Watch out for kitchenware that could chemically contaminate your food

Don't take chances with your kitchenware; know what your using is safe for your family.

Photo of crystal glasses. | Photo by Jeannie Nichols
Photo of crystal glasses. | Photo by Jeannie Nichols

It makes sense to us that our food would be contaminated if it had chemicals in it, but did you know that our food can be contaminated by certain types of kitchenware and equipment?

Having soaps and other cleaners, polishes and pesticides in our food would certainly be a chemical contamination of our food. As well as these kinds of chemicals there are certain types of kitchen pots, pans, dishes, equipment and glassware that can also chemically contaminate our food.
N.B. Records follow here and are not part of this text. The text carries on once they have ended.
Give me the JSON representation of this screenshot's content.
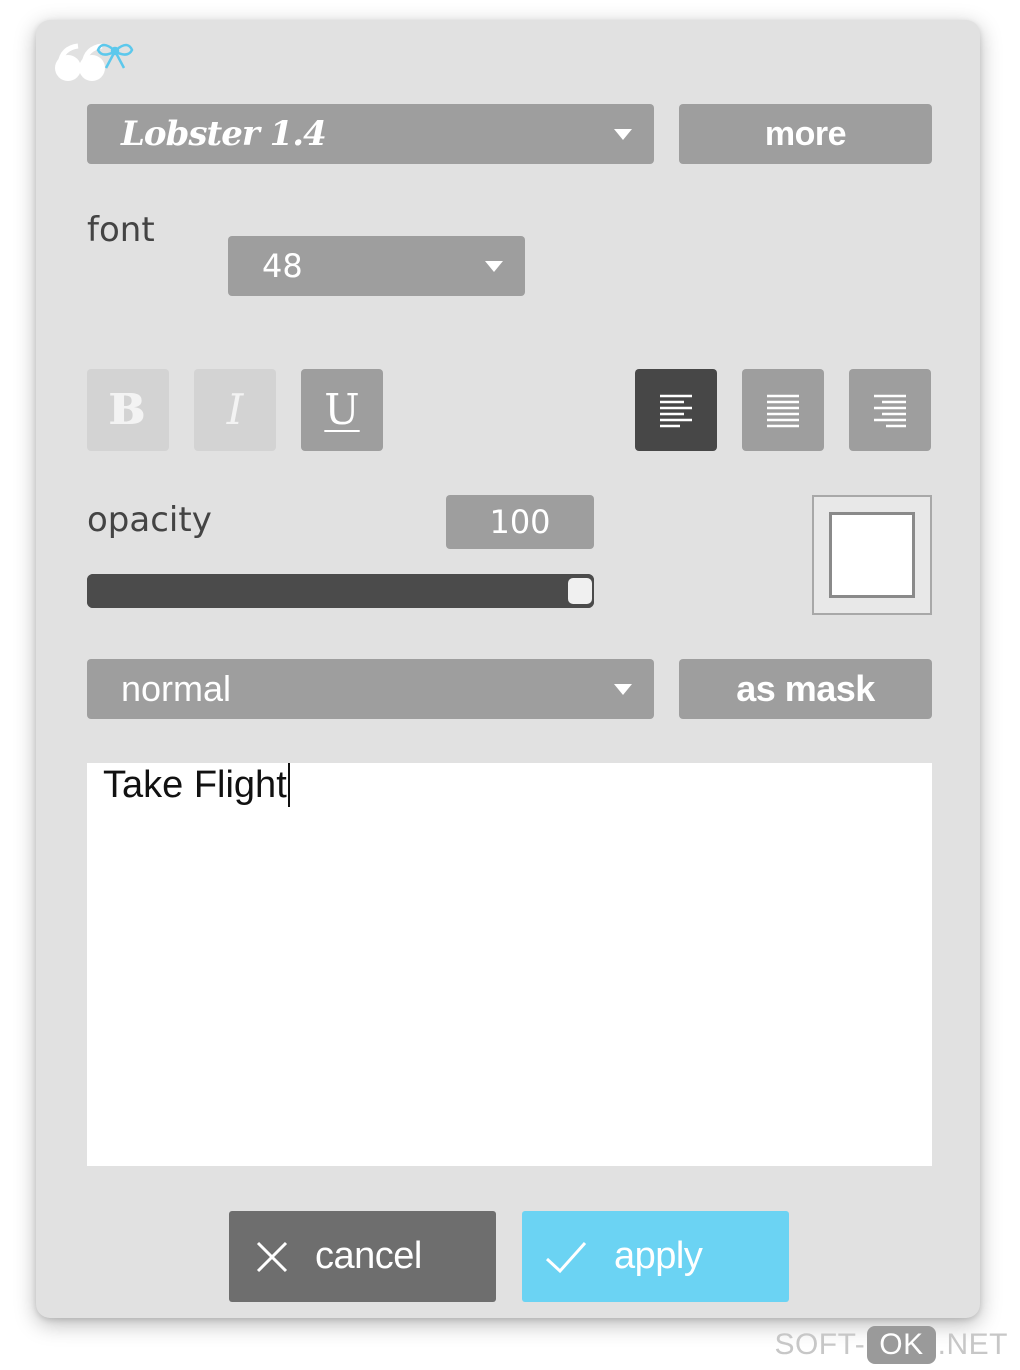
{
  "font_family_select": {
    "value": "Lobster 1.4"
  },
  "more_button": {
    "label": "more"
  },
  "font_label": "font",
  "font_size_select": {
    "value": "48"
  },
  "style_buttons": {
    "bold": {
      "glyph": "B",
      "state": "disabled"
    },
    "italic": {
      "glyph": "I",
      "state": "disabled"
    },
    "underline": {
      "glyph": "U",
      "state": "enabled"
    }
  },
  "align_buttons": {
    "left": {
      "state": "active"
    },
    "center": {
      "state": "enabled"
    },
    "right": {
      "state": "enabled"
    }
  },
  "opacity": {
    "label": "opacity",
    "value": "100",
    "level": 1.0
  },
  "color_swatch": {
    "color": "#ffffff"
  },
  "blend_select": {
    "value": "normal"
  },
  "mask_button": {
    "label": "as mask"
  },
  "text_input": {
    "value": "Take Flight"
  },
  "actions": {
    "cancel": {
      "label": "cancel",
      "icon": "close-icon"
    },
    "apply": {
      "label": "apply",
      "icon": "check-icon"
    }
  },
  "watermark": {
    "prefix": "SOFT-",
    "badge": "OK",
    "suffix": ".NET"
  },
  "colors": {
    "panel": "#e1e1e1",
    "control": "#9e9e9e",
    "active": "#474747",
    "cancel": "#6e6e6e",
    "apply": "#6bd3f3"
  }
}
These would include pewter (which may have some copper, silver or lead in it), copper, zinc, galvanized items and some types of painted pottery, all of which are not food grade and should not be used with food. This is especially true when high acid foods, such as orange juice, come in contact with these materials.

It is important to know that a copper bottom pan, where the copper is on the outside of the pan, is perfectly safe. The food will not be touching the copper. When food touches lead, zinc or copper, these chemicals can seep into the food and cause a chemical poisoning in the body.

Crystal actually refers to lead glass. The Food and Drug Administration (FDA) advises that food or liquid should not be stored in lead crystal glassware due to the possibility of lead contamination. The FDA also recommends that lead crystal not be used every day and that occasional use is all right. It is known that pregnant women and those of child-bearing age as well as babies and children should not use crystal ware at all. Lead can damage the nervous system, the kidneys and bone marrow.

In the past, lead crystal was most commonly used when producing fancy drinking glasses, wine glasses and other special glassware. Because of the health risks presented by lead, it is difficult to find new lead crystal fancy glasses, wine glasses or alcohol decanters. You can find lead-free crystal, which has nearly all the same qualities as lead crystal.

Symptoms of chemical contamination vary depending on the chemical in the food and of course the amount of the chemical. Most illnesses occur within minutes. Vomiting and diarrhea are typical. If you suspect a chemical contamination get emergency help immediately.

Michigan State University Extension offers these tips to prevent chemical contamination of food:

  • Never store chemicals of any kind near food
  • Always keep chemicals in their original containers
  • Never spray cleaners near food
  • Make sure that food does not come in direct contact with kitchenware that is made of copper, lead, zinc or is galvanized
  • Do not store food or drink in lead crystal glassware and containers
  • Pottery made in other countries may not be safe for use with food
  • Pottery made in the United States today must meet guidelines for lead and should be safe to use
  • Pottery should have a label such as – “Safe for food use”
  • If you aren’t sure whether your kitchenware has copper, lead or zinc do not use it for food

Keep your family safe by storing and using chemicals carefully and only using kitchenware that you know is safe for food.